By giving the prize to her, the Ramanujan jury recognises Sujatha's work on the arithmetic of algebraic varieties and her substantial contributions to the Iwasawa theory, according to a press release from Springer, leading publishers of science, technical and medical material.
In cooperation with several colleagues, she formulated a non-commutative version of the theory's main conjecture, it said.
This innovation drives much of the current work in this particular mathematical subject. Sujatha, 44, is co-author of the book Cyclotomic Fields and Zeta Values in the series Springer Monographs in Mathematics.
Succeeding 2005 winner Marcelo Viana, she is the second Springer author to receive this honour.

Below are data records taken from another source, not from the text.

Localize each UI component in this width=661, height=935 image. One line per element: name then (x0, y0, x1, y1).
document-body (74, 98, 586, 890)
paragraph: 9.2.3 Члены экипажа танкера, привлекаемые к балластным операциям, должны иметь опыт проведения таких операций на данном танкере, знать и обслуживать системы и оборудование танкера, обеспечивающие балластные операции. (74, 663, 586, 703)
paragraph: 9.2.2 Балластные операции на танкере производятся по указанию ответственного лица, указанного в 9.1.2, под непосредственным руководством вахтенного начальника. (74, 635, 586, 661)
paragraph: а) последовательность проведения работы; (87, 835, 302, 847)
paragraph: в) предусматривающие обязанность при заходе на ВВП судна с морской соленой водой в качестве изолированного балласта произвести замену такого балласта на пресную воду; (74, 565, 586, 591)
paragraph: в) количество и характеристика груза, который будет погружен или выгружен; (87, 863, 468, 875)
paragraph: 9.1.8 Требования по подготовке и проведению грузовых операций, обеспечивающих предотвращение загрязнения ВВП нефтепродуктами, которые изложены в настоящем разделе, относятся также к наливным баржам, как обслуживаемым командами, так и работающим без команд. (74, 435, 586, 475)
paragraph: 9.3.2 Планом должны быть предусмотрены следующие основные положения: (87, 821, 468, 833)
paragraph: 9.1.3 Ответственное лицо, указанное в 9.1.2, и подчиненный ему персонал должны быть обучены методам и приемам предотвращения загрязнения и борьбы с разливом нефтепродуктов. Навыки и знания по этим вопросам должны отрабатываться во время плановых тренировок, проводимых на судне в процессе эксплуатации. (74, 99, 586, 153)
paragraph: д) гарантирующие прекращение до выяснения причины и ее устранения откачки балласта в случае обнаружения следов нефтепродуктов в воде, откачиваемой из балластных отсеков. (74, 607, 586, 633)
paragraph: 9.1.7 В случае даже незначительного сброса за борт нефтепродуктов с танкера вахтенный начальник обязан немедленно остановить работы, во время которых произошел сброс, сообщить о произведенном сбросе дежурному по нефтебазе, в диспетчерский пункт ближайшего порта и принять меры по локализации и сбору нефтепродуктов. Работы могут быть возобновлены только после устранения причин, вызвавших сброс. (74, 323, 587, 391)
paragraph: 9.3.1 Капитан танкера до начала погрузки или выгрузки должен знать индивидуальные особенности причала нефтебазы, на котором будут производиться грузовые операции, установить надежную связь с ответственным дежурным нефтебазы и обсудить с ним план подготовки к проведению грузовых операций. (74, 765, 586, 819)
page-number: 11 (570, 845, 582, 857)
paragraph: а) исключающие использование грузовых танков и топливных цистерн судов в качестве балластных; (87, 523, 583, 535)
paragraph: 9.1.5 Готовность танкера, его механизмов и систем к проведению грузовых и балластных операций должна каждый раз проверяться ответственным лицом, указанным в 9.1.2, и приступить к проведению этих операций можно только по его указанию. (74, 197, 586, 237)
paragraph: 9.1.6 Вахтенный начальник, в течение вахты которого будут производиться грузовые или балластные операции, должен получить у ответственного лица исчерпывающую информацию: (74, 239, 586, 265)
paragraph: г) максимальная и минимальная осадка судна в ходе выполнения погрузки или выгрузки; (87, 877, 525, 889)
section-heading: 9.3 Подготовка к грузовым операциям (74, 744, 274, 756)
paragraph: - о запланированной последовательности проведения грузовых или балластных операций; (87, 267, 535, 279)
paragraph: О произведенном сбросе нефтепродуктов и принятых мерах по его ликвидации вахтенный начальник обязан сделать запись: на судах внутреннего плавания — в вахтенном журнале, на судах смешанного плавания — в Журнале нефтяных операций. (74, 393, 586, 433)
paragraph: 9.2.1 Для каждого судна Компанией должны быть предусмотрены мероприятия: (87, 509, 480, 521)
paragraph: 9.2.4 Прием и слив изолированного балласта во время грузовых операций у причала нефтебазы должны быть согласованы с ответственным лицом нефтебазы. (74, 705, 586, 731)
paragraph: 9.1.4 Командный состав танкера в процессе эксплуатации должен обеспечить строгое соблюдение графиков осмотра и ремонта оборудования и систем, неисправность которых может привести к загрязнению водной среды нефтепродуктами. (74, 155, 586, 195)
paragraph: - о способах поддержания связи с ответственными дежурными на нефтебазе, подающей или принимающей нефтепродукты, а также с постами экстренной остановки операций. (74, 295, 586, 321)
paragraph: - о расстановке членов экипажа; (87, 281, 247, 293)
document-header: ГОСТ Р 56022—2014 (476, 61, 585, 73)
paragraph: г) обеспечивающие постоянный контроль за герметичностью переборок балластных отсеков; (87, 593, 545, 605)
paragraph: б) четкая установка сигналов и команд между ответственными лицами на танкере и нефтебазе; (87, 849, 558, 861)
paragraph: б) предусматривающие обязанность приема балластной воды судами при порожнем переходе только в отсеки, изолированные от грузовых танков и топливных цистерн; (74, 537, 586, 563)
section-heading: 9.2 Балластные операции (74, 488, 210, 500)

R. Sujatha received all her university education in India and has been with the TIFR since 1985, where she is currently Associate Professor in the School of Mathematics. In 1991 she received her PhD at the University of Mumbai. The Abdus Salam International Centre for Theoretical Physics (ICTP) founded the Ramanujan Prize in 2005 to annually support a scientist younger than 45 years in any mathematical branch from a developing country.
In addition to the cash award, the prize winner will be invited to an ICTP meeting to deliver a lecture. The award ceremony will take place on Dec 18 in Trieste, Italy.
The Ramanujan Prize is supported by the Norwegian Academy of Science and Letters through the Abel Fund, with the cooperation of the International Mathematical Union.